Phil Hellmuth reacts to losing the 2021 WSOP POY race

Jon Pill
Posted on: November 25, 2021 23:54 PST

Phil Hellmuth is not the 2021 WSOP Player of the Year. At least, not as the VELO leaderboards call it. That honor went to Josh Arieh. Arieh took down the WSOP player of the year award after some last-minute complexities over the calculations.

Arieh's run was astounding: twelve cashes, seven of which were final tables. Two of those final tables resulted in bracelets for Arieh. The twelve cashes included online events, mixed games, big bets, and small bets.

All the way through the series. Arieh's closest competition in the Player of the Year race was Phil Hellmuth, who took second place.

For comparison to Arieh's performance, Phil's stats were: ten cashes, seven final tables, and one bracelet. Hellmuth's record was more varied than Arieh's — eight variants in ten games — but he still fell just short of the coveted prize.

There are constants and variables in this world, Hellmuth losing with grace is one of the latter.

At 12:25 AM, PST, he tweeted his congratulations to Arieh.

"Congrats @golferjosh [Josh Arieh] on winning @WSOP Player of the Year," he wrote. "You won two bracelets, made several final tables and CRUSHED it. If I had to finish second in POY, I’m happy that it was to a class guy, a nice guy, and a great player #POSITIVITY"

Hellmuth managed to hold it together publicly for about half an hour after that. His second reaction tweet was a little more Hellmuthian.

Who is the WSOP Player of the Year?

A well-adjusted person would be proud of his record on its own merits, POY or not. But you don't get to play on Phil Hellmuth's level by being well-adjusted. Losing hurts, and second place is just first of the losers.

Shaun Deeb was the man who had the good luck of telling Arieh he'd won and chatted to Phil at the time.

"Got to give the call to [Josh Arieh] to say he officially won," Deeb tweeted. "Even better a steamed up @phil_hellmuth can by during call to bitch wish I had video."

It isn't as if Hellmuth's frustrations aren't justified. Phil has been here before. This is his fourth runner-up spot in the POY rankings. He is, after all, the self-proclaimed best in the world and was playing his hottest streaks since 1989, and he still couldn't quite close the deal.

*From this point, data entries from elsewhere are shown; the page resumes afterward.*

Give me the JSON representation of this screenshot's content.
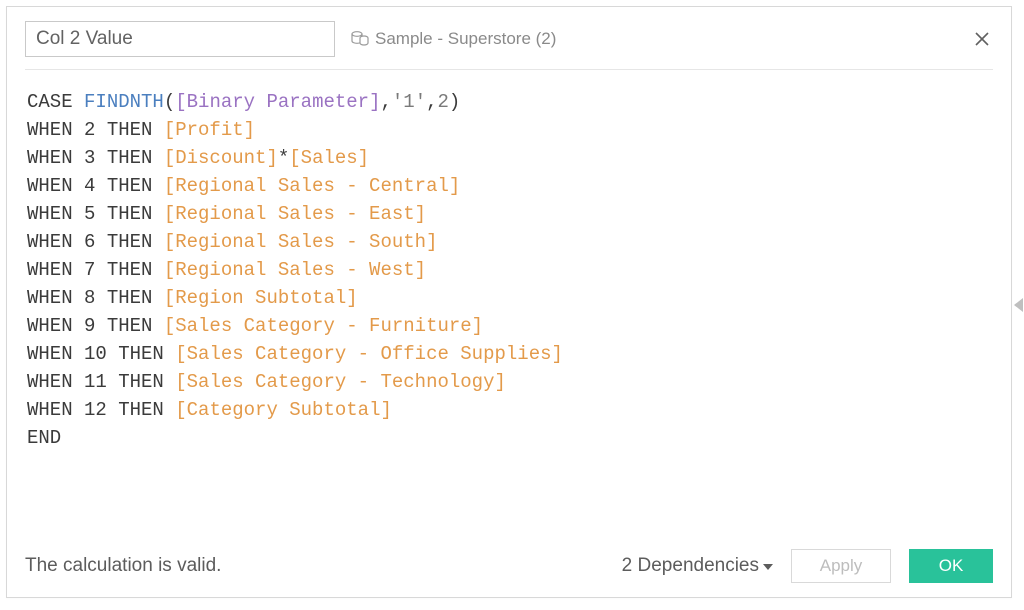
{
  "header": {
    "calc_name": "Col 2 Value",
    "datasource_label": "Sample - Superstore (2)"
  },
  "formula": {
    "lines": [
      [
        {
          "t": "kw",
          "v": "CASE "
        },
        {
          "t": "fn",
          "v": "FINDNTH"
        },
        {
          "t": "op",
          "v": "("
        },
        {
          "t": "param",
          "v": "[Binary Parameter]"
        },
        {
          "t": "op",
          "v": ","
        },
        {
          "t": "lit",
          "v": "'1'"
        },
        {
          "t": "op",
          "v": ","
        },
        {
          "t": "lit",
          "v": "2"
        },
        {
          "t": "op",
          "v": ")"
        }
      ],
      [
        {
          "t": "kw",
          "v": "WHEN 2 THEN "
        },
        {
          "t": "field",
          "v": "[Profit]"
        }
      ],
      [
        {
          "t": "kw",
          "v": "WHEN 3 THEN "
        },
        {
          "t": "field",
          "v": "[Discount]"
        },
        {
          "t": "op",
          "v": "*"
        },
        {
          "t": "field",
          "v": "[Sales]"
        }
      ],
      [
        {
          "t": "kw",
          "v": "WHEN 4 THEN "
        },
        {
          "t": "field",
          "v": "[Regional Sales - Central]"
        }
      ],
      [
        {
          "t": "kw",
          "v": "WHEN 5 THEN "
        },
        {
          "t": "field",
          "v": "[Regional Sales - East]"
        }
      ],
      [
        {
          "t": "kw",
          "v": "WHEN 6 THEN "
        },
        {
          "t": "field",
          "v": "[Regional Sales - South]"
        }
      ],
      [
        {
          "t": "kw",
          "v": "WHEN 7 THEN "
        },
        {
          "t": "field",
          "v": "[Regional Sales - West]"
        }
      ],
      [
        {
          "t": "kw",
          "v": "WHEN 8 THEN "
        },
        {
          "t": "field",
          "v": "[Region Subtotal]"
        }
      ],
      [
        {
          "t": "kw",
          "v": "WHEN 9 THEN "
        },
        {
          "t": "field",
          "v": "[Sales Category - Furniture]"
        }
      ],
      [
        {
          "t": "kw",
          "v": "WHEN 10 THEN "
        },
        {
          "t": "field",
          "v": "[Sales Category - Office Supplies]"
        }
      ],
      [
        {
          "t": "kw",
          "v": "WHEN 11 THEN "
        },
        {
          "t": "field",
          "v": "[Sales Category - Technology]"
        }
      ],
      [
        {
          "t": "kw",
          "v": "WHEN 12 THEN "
        },
        {
          "t": "field",
          "v": "[Category Subtotal]"
        }
      ],
      [
        {
          "t": "kw",
          "v": "END"
        }
      ]
    ]
  },
  "footer": {
    "status": "The calculation is valid.",
    "dependencies_label": "2 Dependencies",
    "apply_label": "Apply",
    "ok_label": "OK"
  }
}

Deeb's tweet falls between Hellmuth's two reaction posts.

At 1:02 AM, PST, Hellmuth followed up his congratulatory note up with a surprisingly self-aware and understated mini-Jeremiad.

"Second again, sigh…" he wrote. "I officially finished 2nd in @WSOP “Player of the Year” for FOURTH time. I’m feeling really down. I’m aware that I had a really good WSOP, but only 1 bracelet… I’m aware that second place 4x in POY is a testament. But, I can’t see the forest through the trees."

Not to worry, Phil. It's one hell(muth) of a forest — sixteen bracelets wide, $26 million high, and over thirty years deep.